Qu’est-ce qui fonctionne moins bien aujourd’hui ? Certains personnages autres que le centre magnétique d’Ayesha sont peu épais. Le roman peut devenir rigide lorsqu’il a besoin de nuance émotionnelle chez les figures secondaires. Son idéologie raciale constitue un véritable obstacle, et non un simple défaut décoratif. Et les lecteurs qui veulent du réalisme psychologique, de l’ampleur morale ou une prose d’une élégance constante admireront probablement le roman par fragments plutôt que comme un objet artistique pleinement satisfaisant.

Alors, à qui le lire ? D’abord, aux lecteurs intéressés par la préhistoire de la fantasy, de l’horreur et de l’aventure modernes. Ensuite, aux lecteurs qui étudient l’empire et le roman et veulent un texte où idéologie et divertissement sont étroitement imbriqués. Enfin, aux lecteurs qui aiment les classiques qui ne sont pas respectables de manière calme et policée, mais vivants d’une façon plus instable : embarrassants, magnétiques, inégaux et pleins de répliques littéraires. Il convient moins bien à ceux qui veulent un pur page-turner centré sur l’intrigue, avec une éthique contemporaine et une caractérisation contemporaine.

Que lire après She

Si ce qui vous a le plus impressionné est l’usage par Haggard des espaces reculés et de l’élan narratif, poursuivez avec Mines du roi Salomon, qui offre un squelette d’aventure plus clair et une version moins onirique, mais toujours très influente, du roman d’amour impérial. Si ce qui comptait était le glamour inquiétant d’une figure centrale dont la beauté et l’autorité produisent une corruption morale, Le Portrait de Dorian Gray est une excellente étape suivante. Si vous voulez voir la forme de l’expédition glisser vers le spectacle scientifique plutôt que vers la souveraineté occulte, Le Monde perdu opère ce déplacement avec netteté.

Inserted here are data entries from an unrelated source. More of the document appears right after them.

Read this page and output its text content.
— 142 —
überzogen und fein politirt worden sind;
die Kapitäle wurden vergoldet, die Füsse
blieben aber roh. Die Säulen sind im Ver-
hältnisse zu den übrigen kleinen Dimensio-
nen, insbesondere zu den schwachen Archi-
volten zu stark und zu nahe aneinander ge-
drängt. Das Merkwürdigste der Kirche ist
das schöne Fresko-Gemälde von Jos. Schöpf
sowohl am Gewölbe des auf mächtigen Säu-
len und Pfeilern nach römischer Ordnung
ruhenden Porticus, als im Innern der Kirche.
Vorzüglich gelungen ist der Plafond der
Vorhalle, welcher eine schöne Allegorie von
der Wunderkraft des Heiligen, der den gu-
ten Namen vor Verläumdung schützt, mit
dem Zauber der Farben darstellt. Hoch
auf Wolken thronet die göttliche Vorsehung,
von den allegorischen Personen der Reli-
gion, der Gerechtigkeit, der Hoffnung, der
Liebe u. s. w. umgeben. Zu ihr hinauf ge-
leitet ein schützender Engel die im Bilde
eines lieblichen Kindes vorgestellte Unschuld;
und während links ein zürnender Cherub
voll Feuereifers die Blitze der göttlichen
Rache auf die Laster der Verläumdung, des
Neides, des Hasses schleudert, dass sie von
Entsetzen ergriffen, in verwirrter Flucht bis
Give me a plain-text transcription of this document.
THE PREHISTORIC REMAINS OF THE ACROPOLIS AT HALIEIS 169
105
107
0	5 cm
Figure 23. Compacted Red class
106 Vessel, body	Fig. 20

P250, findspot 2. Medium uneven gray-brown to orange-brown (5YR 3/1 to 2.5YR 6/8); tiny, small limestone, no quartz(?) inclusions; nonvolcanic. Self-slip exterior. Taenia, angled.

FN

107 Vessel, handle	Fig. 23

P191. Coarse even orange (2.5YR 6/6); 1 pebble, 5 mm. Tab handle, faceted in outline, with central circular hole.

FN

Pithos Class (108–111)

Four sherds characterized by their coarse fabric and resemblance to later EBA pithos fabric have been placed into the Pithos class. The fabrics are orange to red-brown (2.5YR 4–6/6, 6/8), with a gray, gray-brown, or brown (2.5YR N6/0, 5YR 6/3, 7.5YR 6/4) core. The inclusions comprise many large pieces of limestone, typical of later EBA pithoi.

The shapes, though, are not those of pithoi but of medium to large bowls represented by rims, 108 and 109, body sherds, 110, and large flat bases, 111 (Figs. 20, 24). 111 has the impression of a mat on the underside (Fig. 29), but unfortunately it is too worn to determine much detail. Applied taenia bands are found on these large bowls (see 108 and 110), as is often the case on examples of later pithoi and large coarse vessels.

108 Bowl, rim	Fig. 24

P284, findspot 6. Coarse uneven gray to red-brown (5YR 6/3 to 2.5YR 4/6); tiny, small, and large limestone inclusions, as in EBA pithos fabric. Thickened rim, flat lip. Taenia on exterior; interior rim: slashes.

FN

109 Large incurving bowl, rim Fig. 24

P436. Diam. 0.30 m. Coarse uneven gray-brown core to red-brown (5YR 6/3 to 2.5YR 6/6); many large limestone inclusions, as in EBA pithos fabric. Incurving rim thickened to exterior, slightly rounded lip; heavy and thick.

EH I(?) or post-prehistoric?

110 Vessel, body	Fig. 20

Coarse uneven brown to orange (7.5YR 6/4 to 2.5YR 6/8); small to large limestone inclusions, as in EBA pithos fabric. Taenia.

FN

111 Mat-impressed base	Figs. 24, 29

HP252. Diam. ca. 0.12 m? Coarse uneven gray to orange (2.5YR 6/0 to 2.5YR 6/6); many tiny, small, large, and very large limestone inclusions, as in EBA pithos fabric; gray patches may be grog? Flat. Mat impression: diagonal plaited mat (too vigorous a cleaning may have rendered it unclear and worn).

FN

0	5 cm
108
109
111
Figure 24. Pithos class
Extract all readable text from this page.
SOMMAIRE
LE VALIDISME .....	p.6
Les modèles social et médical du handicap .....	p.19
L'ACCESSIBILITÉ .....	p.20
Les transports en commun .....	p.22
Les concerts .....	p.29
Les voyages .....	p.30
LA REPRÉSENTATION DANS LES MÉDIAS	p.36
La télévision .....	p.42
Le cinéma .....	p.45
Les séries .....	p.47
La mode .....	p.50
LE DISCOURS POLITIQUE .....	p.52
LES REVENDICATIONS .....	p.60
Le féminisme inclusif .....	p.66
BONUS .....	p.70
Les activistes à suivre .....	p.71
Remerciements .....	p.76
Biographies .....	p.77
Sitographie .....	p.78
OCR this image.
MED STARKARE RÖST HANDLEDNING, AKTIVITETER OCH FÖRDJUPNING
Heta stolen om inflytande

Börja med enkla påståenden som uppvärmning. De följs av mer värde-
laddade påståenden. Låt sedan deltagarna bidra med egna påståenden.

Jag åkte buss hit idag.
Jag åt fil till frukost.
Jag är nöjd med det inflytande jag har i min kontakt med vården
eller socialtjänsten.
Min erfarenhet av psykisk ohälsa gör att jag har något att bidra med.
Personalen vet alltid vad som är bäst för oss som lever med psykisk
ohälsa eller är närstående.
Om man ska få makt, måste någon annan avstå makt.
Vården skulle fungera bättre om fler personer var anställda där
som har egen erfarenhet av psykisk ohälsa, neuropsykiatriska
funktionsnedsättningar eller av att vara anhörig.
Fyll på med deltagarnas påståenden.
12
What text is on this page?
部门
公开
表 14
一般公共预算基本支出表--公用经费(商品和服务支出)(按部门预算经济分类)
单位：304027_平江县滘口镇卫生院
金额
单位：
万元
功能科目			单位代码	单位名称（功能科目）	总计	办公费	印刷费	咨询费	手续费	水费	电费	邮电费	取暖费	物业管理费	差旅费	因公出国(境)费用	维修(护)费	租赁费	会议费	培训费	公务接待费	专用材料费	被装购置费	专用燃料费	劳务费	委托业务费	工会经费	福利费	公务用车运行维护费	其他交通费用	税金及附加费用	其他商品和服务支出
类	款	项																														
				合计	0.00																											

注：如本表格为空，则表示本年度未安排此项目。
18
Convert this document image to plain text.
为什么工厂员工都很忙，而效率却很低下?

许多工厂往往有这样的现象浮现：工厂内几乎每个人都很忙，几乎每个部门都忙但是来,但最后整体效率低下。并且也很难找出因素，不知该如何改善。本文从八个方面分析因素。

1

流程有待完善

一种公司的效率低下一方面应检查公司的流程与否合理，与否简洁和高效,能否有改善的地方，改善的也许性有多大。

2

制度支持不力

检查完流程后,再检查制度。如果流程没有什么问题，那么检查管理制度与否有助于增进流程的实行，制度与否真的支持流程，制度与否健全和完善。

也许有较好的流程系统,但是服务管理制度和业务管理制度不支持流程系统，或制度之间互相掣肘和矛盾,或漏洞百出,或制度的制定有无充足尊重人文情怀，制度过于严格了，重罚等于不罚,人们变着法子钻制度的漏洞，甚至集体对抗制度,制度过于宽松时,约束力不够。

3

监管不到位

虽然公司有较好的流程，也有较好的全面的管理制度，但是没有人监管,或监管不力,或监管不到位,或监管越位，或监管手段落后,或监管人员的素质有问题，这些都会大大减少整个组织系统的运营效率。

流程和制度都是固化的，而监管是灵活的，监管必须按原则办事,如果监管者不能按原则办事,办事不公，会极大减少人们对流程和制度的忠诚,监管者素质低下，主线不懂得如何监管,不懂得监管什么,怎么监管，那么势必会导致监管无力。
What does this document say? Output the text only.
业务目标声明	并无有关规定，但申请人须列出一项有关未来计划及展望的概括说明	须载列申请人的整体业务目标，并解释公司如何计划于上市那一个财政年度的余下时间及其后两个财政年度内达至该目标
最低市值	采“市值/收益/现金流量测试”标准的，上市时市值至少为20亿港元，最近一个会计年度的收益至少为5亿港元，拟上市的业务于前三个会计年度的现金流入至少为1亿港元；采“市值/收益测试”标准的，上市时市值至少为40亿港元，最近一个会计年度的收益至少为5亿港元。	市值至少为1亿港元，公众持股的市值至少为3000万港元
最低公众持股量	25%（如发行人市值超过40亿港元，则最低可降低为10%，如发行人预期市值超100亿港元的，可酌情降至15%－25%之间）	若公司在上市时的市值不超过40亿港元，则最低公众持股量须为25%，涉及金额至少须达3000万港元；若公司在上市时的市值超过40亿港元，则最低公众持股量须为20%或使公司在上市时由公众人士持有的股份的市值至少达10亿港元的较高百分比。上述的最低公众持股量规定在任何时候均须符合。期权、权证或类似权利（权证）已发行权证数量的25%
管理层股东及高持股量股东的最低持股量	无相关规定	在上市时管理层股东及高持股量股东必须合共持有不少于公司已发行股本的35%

Les lecteurs qui réagissent spécifiquement à l’intensité gothique de She peuvent aussi élargir le champ vers des classiques fin-de-siècle plus sombres tels que Dracula. Les angoisses de Stoker ne sont pas celles de Haggard, mais les deux écrivains comprennent que la peur devient mémorable lorsqu’elle passe par la fascination plutôt que par le choc brut. C’est une lignée utile à garder en tête, car elle aide à situer She non seulement dans l’histoire de l’aventure, mais dans l’histoire plus vaste de l’imagination moderne de l’inquiétant.

Ces alternatives précisent aussi ce que She n’est pas. Ce n’est pas le classique victorien le plus mûr moralement. Ce n’est pas le plus subtil psychologiquement. Ce n’est pas la performance de prose la plus nette de son époque. Sa valeur se situe ailleurs : dans l’atmosphère, dans la force de son invention centrale et dans la nudité inconfortable avec laquelle il expose plusieurs fantaisies à la fois.

Évaluation finale

Le meilleur verdict final est que She: A History of Adventure reste digne d’être lu comme un classique majeur, compromis et encore puissant. Il est majeur parce qu’Ayesha est inoubliable et parce que le roman a aidé à façonner l’écriture ultérieure de l’aventure et de la fantasy. Il est compromis parce que l’idéologie impériale, la hiérarchie raciale et une politique de genre anxieuse sont tissées dans la trame même de son attrait. Il est encore puissant parce que Haggard savait transformer ces matériaux en une atmosphère assez intense pour survivre au passage des modes littéraires qui les ont produits.

Cette combinaison rend She plus précieux qu’un simple vieux livre célèbre, et moins défendable qu’une culture nostalgique de lecture des classiques ne le souhaiterait. Il ne doit pas être recommandé comme un divertissement inoffensif venu d’une autre époque. Il doit être recommandé comme une œuvre d’imagination littéraire exceptionnellement révélatrice : un texte qui montre comment le frisson, la séduction, la domination et le mythe peuvent fusionner en un récit à la fois magnétique et suspect.

Pour les lecteurs prêts à l’aborder ainsi, She offre beaucoup. Il peut affiner l’histoire des genres, compliquer les conversations sur l’empire et le genre, et procurer le véritable plaisir d’inquiétude que suscite la rencontre avec un roman du XIXe siècle qui semble encore à moitié amoureux de son propre cauchemar. C’est pourquoi il reste digne d’être discuté, enseigné et comparé, non comme une relique, mais comme un morceau de fiction encore étrangement vivant.